The Cockburns personify the cost of these practices by introducing us to three Baltimore African-Americans who have seen their world come apart as a result of the mortgage shell game. We meet a minister who lost the house she grew up in and now lives in a friend's car. We meet a teacher whose dream home has been foreclosed, and a health care worker who faces the same fate. They talk about the shattering impact of coming home to find all your possessions on the sidewalk. Scored to the beat of local hip-hop musicians, their stories are wrenching, but cinematically they drag on beyond the point of maximum impact. There's plenty of red meat in this documentary, but it wants seasoning.
In California, we see signs of the environmental residue of the punctured American dream. A laid-back pool man shows us abandoned swimming pools that now serve as breeding grounds for rodents and West Nile mosquitoes, or as dumps for household items and even cars that the departed owners can no longer afford.
American Casino is a sobering, if sometimes meandering, treatise that lays the responsibility for the financial collapse at the feet of an amoral, unscrupulous profit-driven system. As with other issues of moral and legal culpability that have been topics of the national conversation lately, the brunt of the reckoning will fall not on the people at the top, but on the foot soldiers. And the film warns that without meaningful regulation, even as we find ourselves struggling out of the worst of it and breathing easier about our escape from a full-fledged Great Depression, the rot is in place for another and potentially worse collapse.

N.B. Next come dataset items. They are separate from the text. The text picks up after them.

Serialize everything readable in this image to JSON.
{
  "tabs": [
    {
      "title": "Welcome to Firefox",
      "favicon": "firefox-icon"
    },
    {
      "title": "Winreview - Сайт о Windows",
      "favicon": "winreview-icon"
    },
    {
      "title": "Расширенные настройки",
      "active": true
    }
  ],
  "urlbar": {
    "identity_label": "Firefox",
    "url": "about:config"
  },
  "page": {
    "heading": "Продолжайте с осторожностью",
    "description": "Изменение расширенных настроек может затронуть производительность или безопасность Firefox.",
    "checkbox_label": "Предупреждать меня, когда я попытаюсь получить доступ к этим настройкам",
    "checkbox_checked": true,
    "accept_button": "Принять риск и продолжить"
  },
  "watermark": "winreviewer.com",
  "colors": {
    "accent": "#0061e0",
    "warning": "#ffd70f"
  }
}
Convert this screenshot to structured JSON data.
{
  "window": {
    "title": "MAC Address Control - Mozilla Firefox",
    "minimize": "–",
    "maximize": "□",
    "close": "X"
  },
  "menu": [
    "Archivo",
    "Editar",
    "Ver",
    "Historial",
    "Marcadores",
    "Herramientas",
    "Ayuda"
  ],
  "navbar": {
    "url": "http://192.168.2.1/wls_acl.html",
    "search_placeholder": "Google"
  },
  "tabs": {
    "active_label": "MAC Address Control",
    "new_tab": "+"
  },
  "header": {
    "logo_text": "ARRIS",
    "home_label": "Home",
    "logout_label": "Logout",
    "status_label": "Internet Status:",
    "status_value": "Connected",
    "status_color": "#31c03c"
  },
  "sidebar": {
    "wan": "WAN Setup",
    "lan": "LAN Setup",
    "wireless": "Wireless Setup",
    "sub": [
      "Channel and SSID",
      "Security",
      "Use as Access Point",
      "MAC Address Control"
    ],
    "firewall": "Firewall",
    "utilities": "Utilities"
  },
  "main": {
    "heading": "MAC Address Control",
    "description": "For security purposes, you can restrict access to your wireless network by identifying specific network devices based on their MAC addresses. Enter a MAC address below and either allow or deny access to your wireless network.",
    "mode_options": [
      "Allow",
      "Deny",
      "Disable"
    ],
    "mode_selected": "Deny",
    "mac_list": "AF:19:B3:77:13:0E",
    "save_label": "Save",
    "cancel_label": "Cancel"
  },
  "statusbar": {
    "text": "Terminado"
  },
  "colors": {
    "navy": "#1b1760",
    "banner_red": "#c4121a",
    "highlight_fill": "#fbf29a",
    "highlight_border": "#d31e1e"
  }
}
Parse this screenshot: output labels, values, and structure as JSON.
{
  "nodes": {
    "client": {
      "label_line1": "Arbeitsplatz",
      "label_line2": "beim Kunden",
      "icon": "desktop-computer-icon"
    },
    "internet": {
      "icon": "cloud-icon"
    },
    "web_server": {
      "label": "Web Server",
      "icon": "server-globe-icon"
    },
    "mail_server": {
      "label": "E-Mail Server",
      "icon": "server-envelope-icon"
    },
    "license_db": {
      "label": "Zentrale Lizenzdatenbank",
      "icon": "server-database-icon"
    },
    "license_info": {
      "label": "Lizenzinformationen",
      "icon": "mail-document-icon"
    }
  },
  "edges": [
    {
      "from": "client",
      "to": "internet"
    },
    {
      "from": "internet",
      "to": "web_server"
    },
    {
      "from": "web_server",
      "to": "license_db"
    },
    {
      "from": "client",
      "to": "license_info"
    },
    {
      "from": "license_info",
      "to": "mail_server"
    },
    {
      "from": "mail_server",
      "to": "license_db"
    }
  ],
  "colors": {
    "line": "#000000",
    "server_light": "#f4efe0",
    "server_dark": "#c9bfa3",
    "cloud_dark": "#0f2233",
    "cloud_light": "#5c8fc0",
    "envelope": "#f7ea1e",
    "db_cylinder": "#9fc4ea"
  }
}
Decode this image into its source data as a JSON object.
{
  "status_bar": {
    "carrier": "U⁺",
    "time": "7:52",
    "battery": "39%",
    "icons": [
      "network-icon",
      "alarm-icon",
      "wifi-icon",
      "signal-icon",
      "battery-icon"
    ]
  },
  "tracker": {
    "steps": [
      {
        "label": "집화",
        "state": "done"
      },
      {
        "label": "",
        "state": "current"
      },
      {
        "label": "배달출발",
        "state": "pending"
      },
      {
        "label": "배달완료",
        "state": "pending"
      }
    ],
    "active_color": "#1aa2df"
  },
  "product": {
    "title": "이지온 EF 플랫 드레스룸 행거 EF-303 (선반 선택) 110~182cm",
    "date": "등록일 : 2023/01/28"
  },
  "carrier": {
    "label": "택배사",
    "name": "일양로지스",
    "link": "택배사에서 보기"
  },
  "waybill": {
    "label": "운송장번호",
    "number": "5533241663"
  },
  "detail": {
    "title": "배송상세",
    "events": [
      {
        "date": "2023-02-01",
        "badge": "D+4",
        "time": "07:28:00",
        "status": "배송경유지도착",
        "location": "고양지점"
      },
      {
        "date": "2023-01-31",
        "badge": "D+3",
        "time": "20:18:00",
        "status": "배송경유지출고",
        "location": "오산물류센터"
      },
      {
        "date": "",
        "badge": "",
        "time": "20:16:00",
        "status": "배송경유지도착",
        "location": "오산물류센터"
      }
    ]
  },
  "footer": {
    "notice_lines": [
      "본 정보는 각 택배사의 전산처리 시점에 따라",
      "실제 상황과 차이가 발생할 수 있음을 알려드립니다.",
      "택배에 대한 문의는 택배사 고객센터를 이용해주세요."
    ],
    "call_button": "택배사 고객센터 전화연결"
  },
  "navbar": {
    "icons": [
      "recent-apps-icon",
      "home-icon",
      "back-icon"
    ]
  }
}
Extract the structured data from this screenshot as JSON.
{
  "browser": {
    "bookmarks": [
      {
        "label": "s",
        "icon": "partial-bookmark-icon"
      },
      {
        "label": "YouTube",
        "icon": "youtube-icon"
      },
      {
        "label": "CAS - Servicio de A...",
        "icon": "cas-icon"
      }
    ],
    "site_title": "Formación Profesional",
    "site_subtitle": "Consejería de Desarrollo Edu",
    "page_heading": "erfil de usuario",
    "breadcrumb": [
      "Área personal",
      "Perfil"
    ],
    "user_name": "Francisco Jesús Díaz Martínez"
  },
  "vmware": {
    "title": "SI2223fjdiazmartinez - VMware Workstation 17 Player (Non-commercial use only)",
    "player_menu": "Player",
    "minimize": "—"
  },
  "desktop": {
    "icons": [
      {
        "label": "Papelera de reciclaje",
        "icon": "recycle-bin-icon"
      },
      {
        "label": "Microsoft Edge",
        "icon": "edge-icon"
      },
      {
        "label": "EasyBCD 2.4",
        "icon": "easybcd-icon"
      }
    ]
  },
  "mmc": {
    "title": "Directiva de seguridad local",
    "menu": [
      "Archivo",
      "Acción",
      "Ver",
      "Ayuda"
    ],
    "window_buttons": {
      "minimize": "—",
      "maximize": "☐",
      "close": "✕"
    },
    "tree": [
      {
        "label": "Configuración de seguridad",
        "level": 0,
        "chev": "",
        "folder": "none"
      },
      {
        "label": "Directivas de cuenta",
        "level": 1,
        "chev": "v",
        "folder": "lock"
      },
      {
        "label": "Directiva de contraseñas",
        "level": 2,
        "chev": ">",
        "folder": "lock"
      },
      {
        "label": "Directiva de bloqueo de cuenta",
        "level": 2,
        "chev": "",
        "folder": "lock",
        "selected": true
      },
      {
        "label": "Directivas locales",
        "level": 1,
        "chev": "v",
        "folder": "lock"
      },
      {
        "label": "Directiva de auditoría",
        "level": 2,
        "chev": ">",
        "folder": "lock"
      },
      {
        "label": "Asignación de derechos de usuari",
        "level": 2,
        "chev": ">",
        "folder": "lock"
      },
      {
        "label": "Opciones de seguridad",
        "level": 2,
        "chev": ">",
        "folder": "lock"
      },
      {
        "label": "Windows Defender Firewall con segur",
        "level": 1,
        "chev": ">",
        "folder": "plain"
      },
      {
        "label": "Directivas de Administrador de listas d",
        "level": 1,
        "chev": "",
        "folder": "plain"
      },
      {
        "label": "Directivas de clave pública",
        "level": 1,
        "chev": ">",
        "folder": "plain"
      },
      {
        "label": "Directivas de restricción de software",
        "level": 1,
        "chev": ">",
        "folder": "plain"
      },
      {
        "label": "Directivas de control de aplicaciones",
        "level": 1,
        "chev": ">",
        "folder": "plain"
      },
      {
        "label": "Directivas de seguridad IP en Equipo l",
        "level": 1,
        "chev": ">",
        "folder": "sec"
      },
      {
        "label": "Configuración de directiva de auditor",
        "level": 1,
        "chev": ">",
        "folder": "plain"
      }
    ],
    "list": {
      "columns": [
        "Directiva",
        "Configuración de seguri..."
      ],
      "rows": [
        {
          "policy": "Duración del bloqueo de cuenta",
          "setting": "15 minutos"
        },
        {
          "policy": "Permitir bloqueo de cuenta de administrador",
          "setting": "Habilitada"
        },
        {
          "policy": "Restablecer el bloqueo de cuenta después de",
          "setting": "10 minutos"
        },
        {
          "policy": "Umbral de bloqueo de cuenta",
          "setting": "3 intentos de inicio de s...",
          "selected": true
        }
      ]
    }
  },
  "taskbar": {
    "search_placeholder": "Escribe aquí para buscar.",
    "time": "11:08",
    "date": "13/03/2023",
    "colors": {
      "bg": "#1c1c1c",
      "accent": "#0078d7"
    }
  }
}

Recently President Obama visited Wall Street to tout the signs of upturn in the economy, but he cautioned that "instead of learning the lessons of Lehman and the crisis from which we are still recovering, (some in the financial community) are choosing to ignore them." A few days earlier, the New York Time ran an alarming headline: A Year After a Cataclysm, Little Change on Wall Street. "But the same investors and economists who predicted, and in some cases profited from, the collapse last fall," the story observed, "warn that if the industry’s systemic risks are not addressed, they could cause an even bigger crisis — in years, not decades. Next time, they say, the credit of the United States government may be at risk."
Meanwhile, Wall Street is into the American public for $12 trillion in bailouts. The casino is open for business, and they're playing with house money.